Summer in The City
July 16th, 2018 Posted by Rabbi Daniel Lapin Thought Tools 14 commentsIt was on a clear but cold winter afternoon that I landed at JFK Airport on my first visit to the United States. After clearing customs and immigration and being granted a three week tourist visa, I climbed into a taxi on my way to my Manhattan hotel. Half an hour later, as the sun was starting to set, the cab swept around a curve in the Brooklyn-Queens Expressway and for the first time in my life my eyes fell upon a sight of which I have never tired. The towering skyscrapers of lower Manhattan silhouetted against the still blue sky took my breath away. I found myself silently mouthing these words, “How great are your works, Oh Lord!” (Psalms 92:5) as tears started up in my eyes. It was then, only a couple of hours after first setting foot upon the continent of North America while driving up the East River towards the Brooklyn Bridge that I resolved to stay. And, though no longer on a tourist visa, I’m still here.

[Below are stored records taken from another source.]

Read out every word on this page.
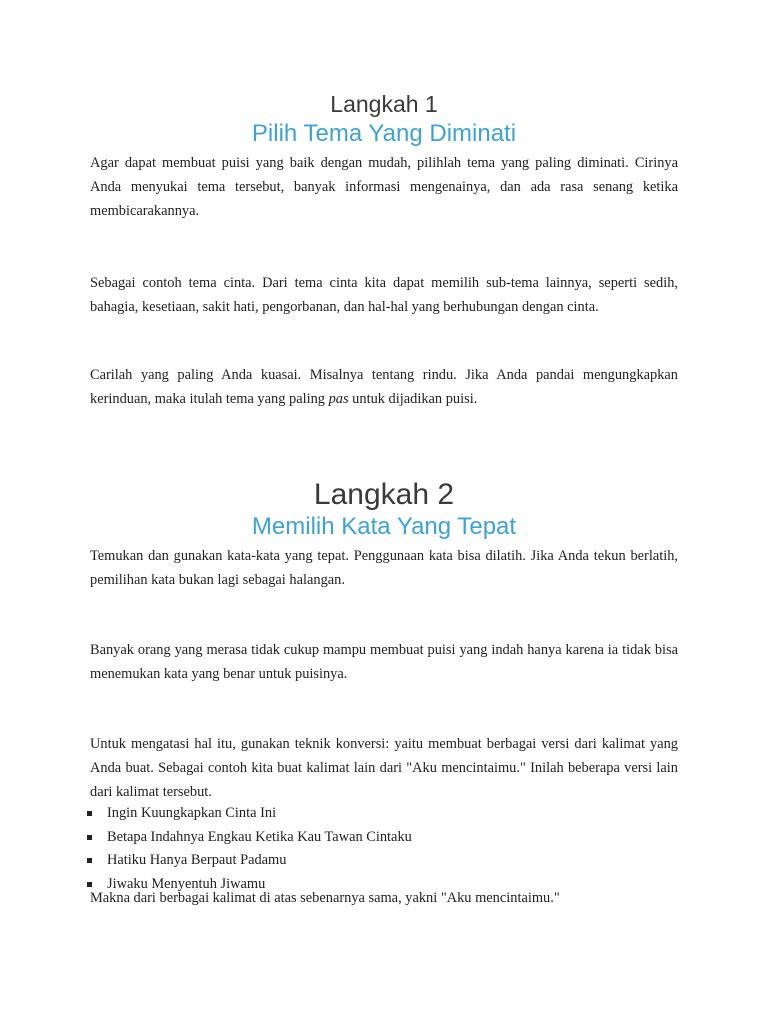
Langkah 1
Pilih Tema Yang Diminati

Agar dapat membuat puisi yang baik dengan mudah, pilihlah tema yang paling diminati. Cirinya Anda menyukai tema tersebut, banyak informasi mengenainya, dan ada rasa senang ketika membicarakannya.

Sebagai contoh tema cinta. Dari tema cinta kita dapat memilih sub-tema lainnya, seperti sedih, bahagia, kesetiaan, sakit hati, pengorbanan, dan hal-hal yang berhubungan dengan cinta.

Carilah yang paling Anda kuasai. Misalnya tentang rindu. Jika Anda pandai mengungkapkan kerinduan, maka itulah tema yang paling pas untuk dijadikan puisi.

Langkah 2
Memilih Kata Yang Tepat

Temukan dan gunakan kata-kata yang tepat. Penggunaan kata bisa dilatih. Jika Anda tekun berlatih, pemilihan kata bukan lagi sebagai halangan.

Banyak orang yang merasa tidak cukup mampu membuat puisi yang indah hanya karena ia tidak bisa menemukan kata yang benar untuk puisinya.

Untuk mengatasi hal itu, gunakan teknik konversi: yaitu membuat berbagai versi dari kalimat yang Anda buat. Sebagai contoh kita buat kalimat lain dari "Aku mencintaimu." Inilah beberapa versi lain dari kalimat tersebut.

Ingin Kuungkapkan Cinta Ini
Betapa Indahnya Engkau Ketika Kau Tawan Cintaku
Hatiku Hanya Berpaut Padamu
Jiwaku Menyentuh Jiwamu

Makna dari berbagai kalimat di atas sebenarnya sama, yakni "Aku mencintaimu."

Why did this sight move me so deeply? Because the Grand Canyon, Mount Rainier, and the giant redwood trees overlooking San Francisco Bay might all have conceivably come into being as the result of a lengthy process of random, unaided materialistic evolution. Primeval winds and wild rivers might have shaped canyons and mountains while undisturbed saplings grew and grew. But a colossal hub of millions of human beings all cooperating to build and maintain Manhattan with its buildings and bridges, its streets and subways and its unimaginably vast system of human enterprise could only have been built by creatures touched by the finger of God. I was immeasurably moved realizing that I was gazing upon the proof of God’s goodness.